MLB's All-Star Game and What It Means for the Season

Katelyn GrabarekSenior Analyst IJuly 18, 2008

Ok, I get it. Major League Baseball wants to draw more attention to the game by making the All-Star Game worth more to the players, right? 

But is this the best way to go about it?


A team could play an entire season as the best team in baseball, and still lose in the World Series because they didn't get home-field advantage.

Now you're saying, "Now wait a minute. If they were the best team in baseball, shouldn't they be good at home and win at least one the road?"

Not always true. 

Take a look at my beloved Cubbies for example. 

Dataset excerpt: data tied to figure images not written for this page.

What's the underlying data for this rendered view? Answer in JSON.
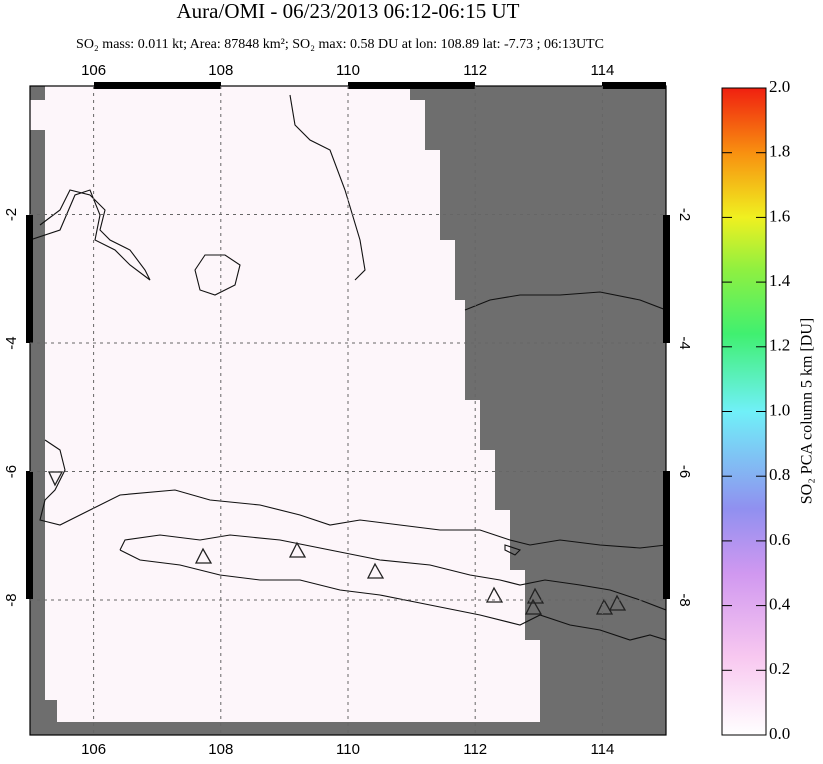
{
  "title": "Aura/OMI - 06/23/2013 06:12-06:15 UT",
  "subtitle": "SO₂ mass: 0.011 kt; Area: 87848 km²; SO₂ max: 0.58 DU at lon: 108.89 lat: -7.73 ; 06:13UTC",
  "map": {
    "xlim": [
      105,
      115
    ],
    "ylim": [
      -10.1,
      0
    ],
    "xticks": [
      106,
      108,
      110,
      112,
      114
    ],
    "yticks": [
      -2,
      -4,
      -6,
      -8
    ],
    "grid": true
  },
  "colorbar": {
    "label": "SO₂ PCA column 5 km [DU]",
    "lim": [
      0,
      2
    ],
    "ticks": [
      {
        "value": 0,
        "label": "0.0"
      },
      0.2,
      0.4,
      0.6,
      0.8,
      {
        "value": 1,
        "label": "1.0"
      },
      1.2,
      1.4,
      1.6,
      1.8,
      {
        "value": 2,
        "label": "2.0"
      }
    ]
  }
}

The Cubs, like most teams in the league are extremely good at home and mediocre at best on the road. 

The Cubs are currently 37-12 at home and only 20-26 on the road. Home-field advantage in the World Series would be crucial for the Cubs...if the National League had won.

Every other division leader, with the exception of the Angels, has a sizably better record at home than on the road.

However, we all know well and good what the outcome of the game was on Tuesday night.

Didn't the All-Star Game used to be about having fun and showcasing the best players in both leagues for one night? 

What if a pitcher had one bad night, or in the case of this year's game it goes to extras and it comes down to a play at the plate.

Should the outcome of the World Series really be determined by one game?

It is, of course, a marathon, not a sprint.